Listed entities: Still room to lift their reporting game

Australian companies have significantly enhanced the quality of disclosures in their operating and financial reviews (OFRs), but some need to try harder when describing their businesses and underlying drivers of reported results.

That’s the sentiment from the Australian Securities and Investment Commission (ASIC) following its review of 280 financial reports at 30 June 2013.

ASIC Commissioner John Price adds: “While the quality of financial reporting in Australia is comparable with other major jurisdictions, we continue to identify matters such as inadequate impairment of assets and inappropriate recognition of revenue in some cases.”

The June 2013 annual reports are the first since ASIC released guidance (ref:13-064MR) in March 2013 to help directors of listed entities provide useful and meaningful analysis and information in the OFR.

Past ASIC reviews found that around half of listed companies tried to rely on an exemption for information that could cause unreasonable prejudice and did not disclose any information on business strategies and prospects for future financial years, even when the information was already publicly available.

However, there was a substantial reduction in the use of the exemption in the OFRs reviewed at 30 June 2013.

Nonetheless, ASIC says it has written to, or will be writing to, a number of companies regarding omitted or inadequate disclosures of:

  • The entity's business model(s).
  • Business strategies which are relevant to the entity’s future financial position and performance.
  • Material business risks that could adversely affect the achievement of the future financial performance or financial outcomes of the entity.
  • Underlying drivers of financial performance.
  • Explanation of significant changes in balances.

ASIC adds that some entities make relevant disclosures in investor presentations and analyst briefings rather than in the OFR. However, these disclosures are often in the form of slide presentations, lack supporting explanation and are not in a readily understandable narrative form.

“Our objective is not to increase the length of the OFR, but rather the quality of the information provided in it,” says ASIC.

ASIC also continues to identify concerns regarding assessments of the recoverability of the carrying values of assets, including goodwill, other intangibles, investment properties and property, plant and equipment.

As a result of its inquiries, ASIC says a number of entities have made significant impairment write-downs and will improve their disclosures on matters such as key assumptions

ASIC says it has made inquiries of 70 entities on 100 matters. Of these:

•             Eight have made material restatements of reported net assets and profits.
•             Three have agreed to provide additional material disclosures.
•             Twelve have been concluded without changes to their financial reporting.

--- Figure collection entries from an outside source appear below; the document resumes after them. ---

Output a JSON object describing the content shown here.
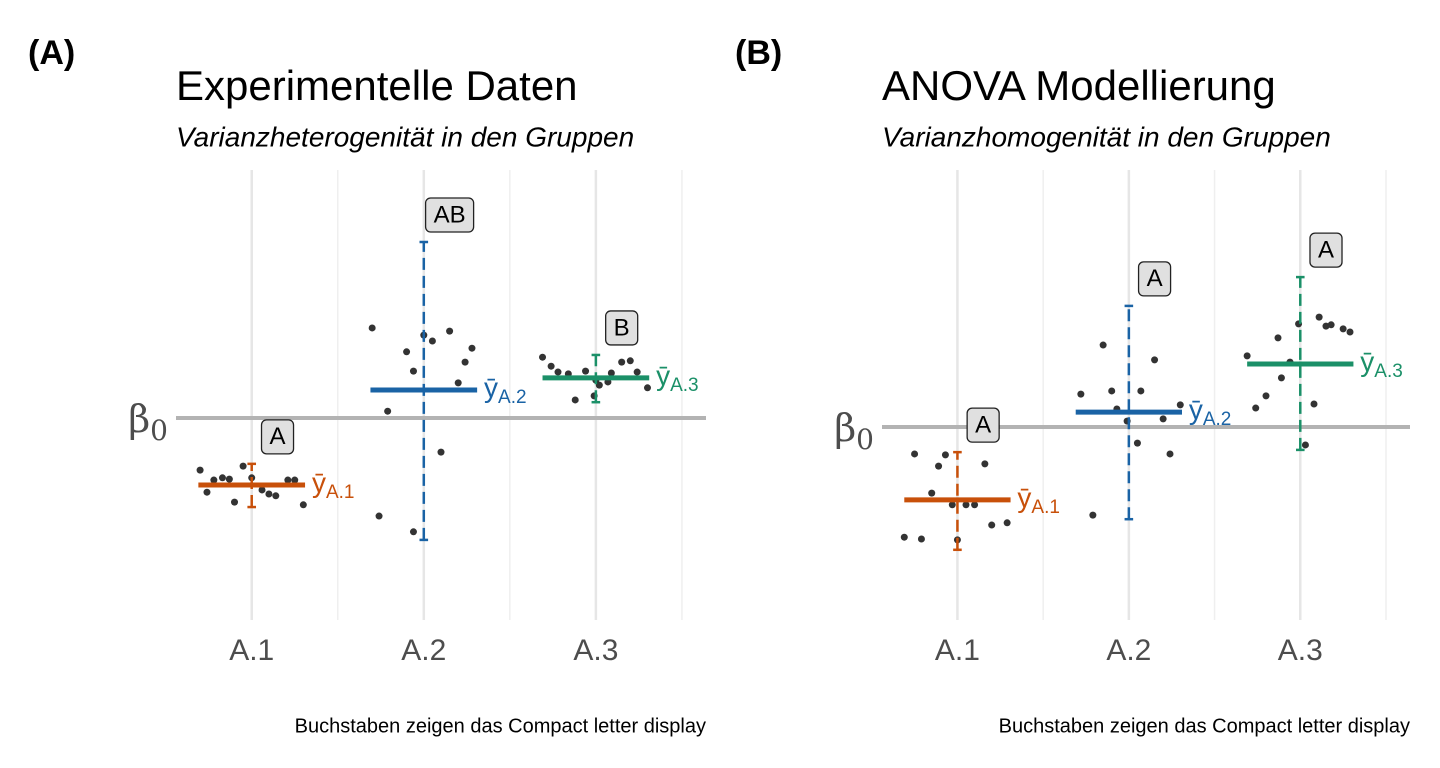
{
  "chart_data": [
    {
      "type": "strip",
      "panel_label": "(A)",
      "title": "Experimentelle Daten",
      "subtitle": "Varianzheterogenität in den Gruppen",
      "caption": "Buchstaben zeigen das Compact letter display",
      "categories": [
        "A.1",
        "A.2",
        "A.3"
      ],
      "xlim": [
        0.56,
        3.64
      ],
      "ylim": [
        0,
        10
      ],
      "grid": true,
      "reference": {
        "value": 4.49,
        "main": "β",
        "sub": "0",
        "color": "#b3b3b3"
      },
      "groups": [
        {
          "color": "#c8500a",
          "mean": 3.0,
          "error_low": 2.51,
          "error_high": 3.47,
          "letter": "A",
          "mean_label": {
            "main": "ȳ",
            "sub": "A.1"
          },
          "points_x": [
            0.7,
            0.74,
            0.78,
            0.83,
            0.9,
            0.87,
            0.95,
            1.0,
            1.06,
            1.14,
            1.21,
            1.25,
            1.3,
            1.1
          ],
          "points_y": [
            3.33,
            2.84,
            3.11,
            3.16,
            2.62,
            3.13,
            3.42,
            3.16,
            2.89,
            2.76,
            3.11,
            3.11,
            2.56,
            2.8
          ]
        },
        {
          "color": "#1a63a5",
          "mean": 5.11,
          "error_low": 1.78,
          "error_high": 8.4,
          "letter": "AB",
          "mean_label": {
            "main": "ȳ",
            "sub": "A.2"
          },
          "points_x": [
            1.7,
            1.74,
            1.79,
            1.9,
            1.94,
            2.0,
            2.05,
            2.1,
            2.15,
            2.2,
            2.24,
            2.28,
            1.94
          ],
          "points_y": [
            6.49,
            2.31,
            4.64,
            5.96,
            5.53,
            6.33,
            6.2,
            3.73,
            6.42,
            5.27,
            5.73,
            6.04,
            1.96
          ]
        },
        {
          "color": "#1b9068",
          "mean": 5.38,
          "error_low": 4.84,
          "error_high": 5.89,
          "letter": "B",
          "mean_label": {
            "main": "ȳ",
            "sub": "A.3"
          },
          "points_x": [
            2.69,
            2.74,
            2.78,
            2.84,
            2.88,
            2.94,
            2.99,
            3.02,
            3.09,
            3.15,
            3.2,
            3.24,
            3.3,
            3.07,
            3.0
          ],
          "points_y": [
            5.84,
            5.64,
            5.51,
            5.47,
            4.89,
            5.53,
            4.98,
            5.22,
            5.49,
            5.73,
            5.76,
            5.51,
            5.16,
            5.29,
            5.33
          ]
        }
      ]
    },
    {
      "type": "strip",
      "panel_label": "(B)",
      "title": "ANOVA Modellierung",
      "subtitle": "Varianzhomogenität in den Gruppen",
      "caption": "Buchstaben zeigen das Compact letter display",
      "categories": [
        "A.1",
        "A.2",
        "A.3"
      ],
      "xlim": [
        0.56,
        3.64
      ],
      "ylim": [
        0,
        10
      ],
      "grid": true,
      "reference": {
        "value": 4.29,
        "main": "β",
        "sub": "0",
        "color": "#b3b3b3"
      },
      "groups": [
        {
          "color": "#c8500a",
          "mean": 2.67,
          "error_low": 1.56,
          "error_high": 3.73,
          "letter": "A",
          "mean_label": {
            "main": "ȳ",
            "sub": "A.1"
          },
          "points_x": [
            0.69,
            0.79,
            0.75,
            0.85,
            0.89,
            0.93,
            0.97,
            1.0,
            1.05,
            1.1,
            1.16,
            1.2,
            1.29
          ],
          "points_y": [
            1.84,
            1.8,
            3.69,
            2.82,
            3.42,
            3.67,
            2.56,
            1.78,
            2.56,
            2.56,
            3.47,
            2.11,
            2.16
          ]
        },
        {
          "color": "#1a63a5",
          "mean": 4.62,
          "error_low": 2.24,
          "error_high": 6.98,
          "letter": "A",
          "mean_label": {
            "main": "ȳ",
            "sub": "A.2"
          },
          "points_x": [
            1.72,
            1.79,
            1.85,
            1.9,
            1.93,
            1.99,
            2.05,
            2.07,
            2.15,
            2.2,
            2.24,
            2.3
          ],
          "points_y": [
            5.02,
            2.33,
            6.11,
            5.09,
            4.69,
            4.42,
            3.93,
            5.09,
            5.78,
            4.47,
            3.69,
            4.78
          ]
        },
        {
          "color": "#1b9068",
          "mean": 5.69,
          "error_low": 3.78,
          "error_high": 7.62,
          "letter": "A",
          "mean_label": {
            "main": "ȳ",
            "sub": "A.3"
          },
          "points_x": [
            2.69,
            2.74,
            2.8,
            2.87,
            2.89,
            2.94,
            2.99,
            3.03,
            3.08,
            3.11,
            3.15,
            3.18,
            3.25,
            3.29
          ],
          "points_y": [
            5.87,
            4.71,
            4.98,
            6.27,
            5.38,
            5.73,
            6.58,
            3.89,
            4.8,
            6.73,
            6.53,
            6.56,
            6.47,
            6.4
          ]
        }
      ]
    }
  ]
}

Of the inquiries made by ASIC, 34 related to impairment and other asset values, 14 to revenue recognition and nine to consolidation of other entities.

Other inquiries related to the OFR (3), joint arrangements (1), going concern (1), control of assets (3), financial instruments (4), non-IFRS financial information (5), related party disclosures (2), amortisation of intangibles (6), segment reporting (6), current classification of assets (3), business combination accounting (2) and other matters (7).